Figure 3—figure supplement 1.

(A) Immunostaining for TUBG and SAS-6 in wild-type (WT) and Sass6−/− mESCs. Insets are magnifications of the center of the dashed squares. Scale bars = 5 µm and 1 µm (insets). (B) Immunostaining for TUBG in control Cetn2-eGFP and Sass6em5/em5 Cetn2-eGFP mESCs. Insets are magnifications of the center of the dashed squares. Scale bars = 5 µm and 1 µm (insets). (C) Quantification of the percentage of cells with centrosomes (TUBG and CETN2-eGFP) in (B) from four independent experiments. Error bars represent mean ± SD WT: 97 ± 7% (n=10,858 cells); Sass6−/−: 76 ± 9% (n=6436). *p<0.05 (two-tailed Student’s t-test). (D) Immunostaining for Ac-TUB and eGFP of U-ExM of centrioles from control Cetn2-eGFP and Sass6em5/em5 Cetn2-eGFP mESCs divided into categories: normal-like centrioles, abnormal centrioles, thread-like structures. Scale bar = 200 nm. (E) Quantification of the percentage of centrosomes with ≥2, 1, or 0 centrioles in (D) in Cetn2-eGFP and Sass6em5/em5 Cetn2-eGFP mESCs.

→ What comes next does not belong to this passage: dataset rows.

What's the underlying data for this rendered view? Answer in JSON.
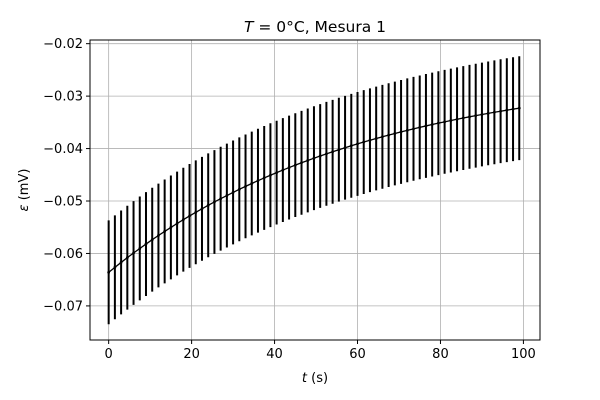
{
  "chart_data": {
    "type": "scatter",
    "title": "T = 0°C, Mesura 1",
    "title_parts": {
      "var": "T",
      "rest": " = 0°C, Mesura 1"
    },
    "xlabel": "t (s)",
    "xlabel_parts": {
      "var": "t",
      "rest": " (s)"
    },
    "ylabel": "ε (mV)",
    "ylabel_parts": {
      "var": "ε",
      "rest": " (mV)"
    },
    "xlim": [
      -4.5,
      104
    ],
    "ylim": [
      -0.0765,
      -0.0193
    ],
    "x_ticks": [
      0,
      20,
      40,
      60,
      80,
      100
    ],
    "x_tick_labels": [
      "0",
      "20",
      "40",
      "60",
      "80",
      "100"
    ],
    "y_ticks": [
      -0.07,
      -0.06,
      -0.05,
      -0.04,
      -0.03,
      -0.02
    ],
    "y_tick_labels": [
      "−0.07",
      "−0.06",
      "−0.05",
      "−0.04",
      "−0.03",
      "−0.02"
    ],
    "grid": true,
    "series": [
      {
        "x_start": 0,
        "x_step": 1.5,
        "count": 67,
        "y_start": -0.0636,
        "y_end": -0.0323,
        "decay_tau": 60,
        "error": 0.0099,
        "color": "#000000",
        "marker": "dot",
        "errorbars": true
      }
    ]
  }
}
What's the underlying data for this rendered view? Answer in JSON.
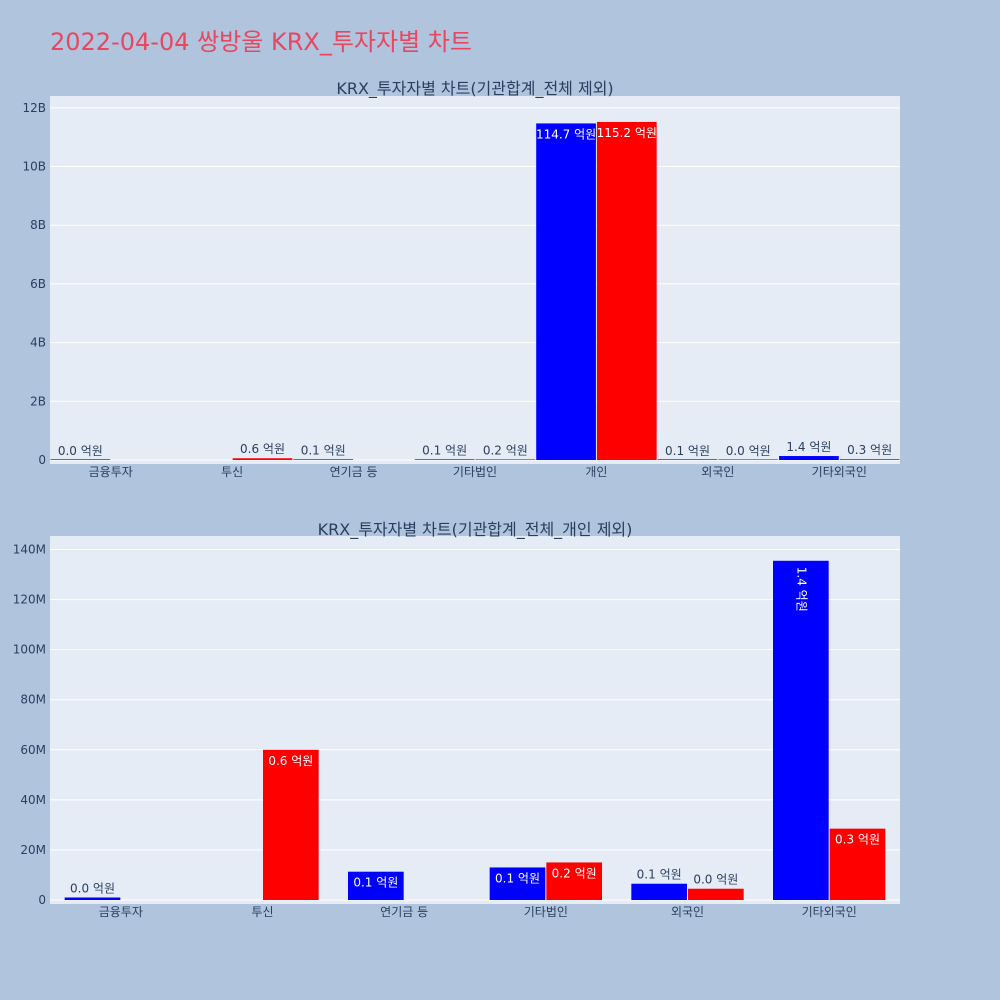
{
  "page": {
    "title": "2022-04-04 쌍방울 KRX_투자자별 차트",
    "background": "#b0c4de",
    "title_color": "#e8475f",
    "plot_background": "#e5ecf6"
  },
  "chart_data": [
    {
      "type": "bar",
      "title": "KRX_투자자별 차트(기관합계_전체 제외)",
      "categories": [
        "금융투자",
        "투신",
        "연기금 등",
        "기타법인",
        "개인",
        "외국인",
        "기타외국인"
      ],
      "ylim": [
        0,
        12200000000
      ],
      "yticks": [
        0,
        2000000000,
        4000000000,
        6000000000,
        8000000000,
        10000000000,
        12000000000
      ],
      "ytick_labels": [
        "0",
        "2B",
        "4B",
        "6B",
        "8B",
        "10B",
        "12B"
      ],
      "grid": true,
      "series": [
        {
          "color": "#0000ff",
          "values": [
            1000000,
            null,
            11000000,
            13000000,
            11470000000,
            6500000,
            135000000
          ],
          "labels": [
            "0.0 억원",
            "",
            "0.1 억원",
            "0.1 억원",
            "114.7 억원",
            "0.1 억원",
            "1.4 억원"
          ]
        },
        {
          "color": "#ff0000",
          "values": [
            null,
            60000000,
            null,
            15000000,
            11520000000,
            4500000,
            28000000
          ],
          "labels": [
            "",
            "0.6 억원",
            "",
            "0.2 억원",
            "115.2 억원",
            "0.0 억원",
            "0.3 억원"
          ]
        }
      ]
    },
    {
      "type": "bar",
      "title": "KRX_투자자별 차트(기관합계_전체_개인 제외)",
      "categories": [
        "금융투자",
        "투신",
        "연기금 등",
        "기타법인",
        "외국인",
        "기타외국인"
      ],
      "ylim": [
        0,
        143000000
      ],
      "yticks": [
        0,
        20000000,
        40000000,
        60000000,
        80000000,
        100000000,
        120000000,
        140000000
      ],
      "ytick_labels": [
        "0",
        "20M",
        "40M",
        "60M",
        "80M",
        "100M",
        "120M",
        "140M"
      ],
      "grid": true,
      "series": [
        {
          "color": "#0000ff",
          "values": [
            1000000,
            null,
            11300000,
            13000000,
            6500000,
            135500000
          ],
          "labels": [
            "0.0 억원",
            "",
            "0.1 억원",
            "0.1 억원",
            "0.1 억원",
            "1.4 억원"
          ]
        },
        {
          "color": "#ff0000",
          "values": [
            null,
            60000000,
            null,
            15000000,
            4500000,
            28500000
          ],
          "labels": [
            "",
            "0.6 억원",
            "",
            "0.2 억원",
            "0.0 억원",
            "0.3 억원"
          ]
        }
      ]
    }
  ]
}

Compare to Figure 3G. Error bars represent mean ± s.d. Cetn2-eGFP (n=121 centrosomes from four independent experiments):≥2 centrioles = 94 ± 3%; 1 centriole = 6 ± 3%; Sass6−/− (n=152 from five independent experiments):≥2 centrioles = 33 ± 9%, 1 centriole = 53 ± 10%, 0 centrioles = 14 ± 6%. ****p<0.0001 (two-tailed Student’s t-test) (F) Quantifications of the percentage of centrioles within each category in (D). Compare to Figure 3H. Error bars represent mean ± SD WT (n=249 centrioles from four independent experiments): normal-like centrioles = 96 ± 3%; abnormal centrioles = 3 ± 2%; thread-like structures = 1 ± 1%; Sass6−/− (n=231 from five independent experiments): normal-like centrioles = 31 ± 4%, abnormal centrioles = 48 ± 3%, thread-like structures = 21 ± 5%. ****p<0.0001, (two-tailed Student’s t-test).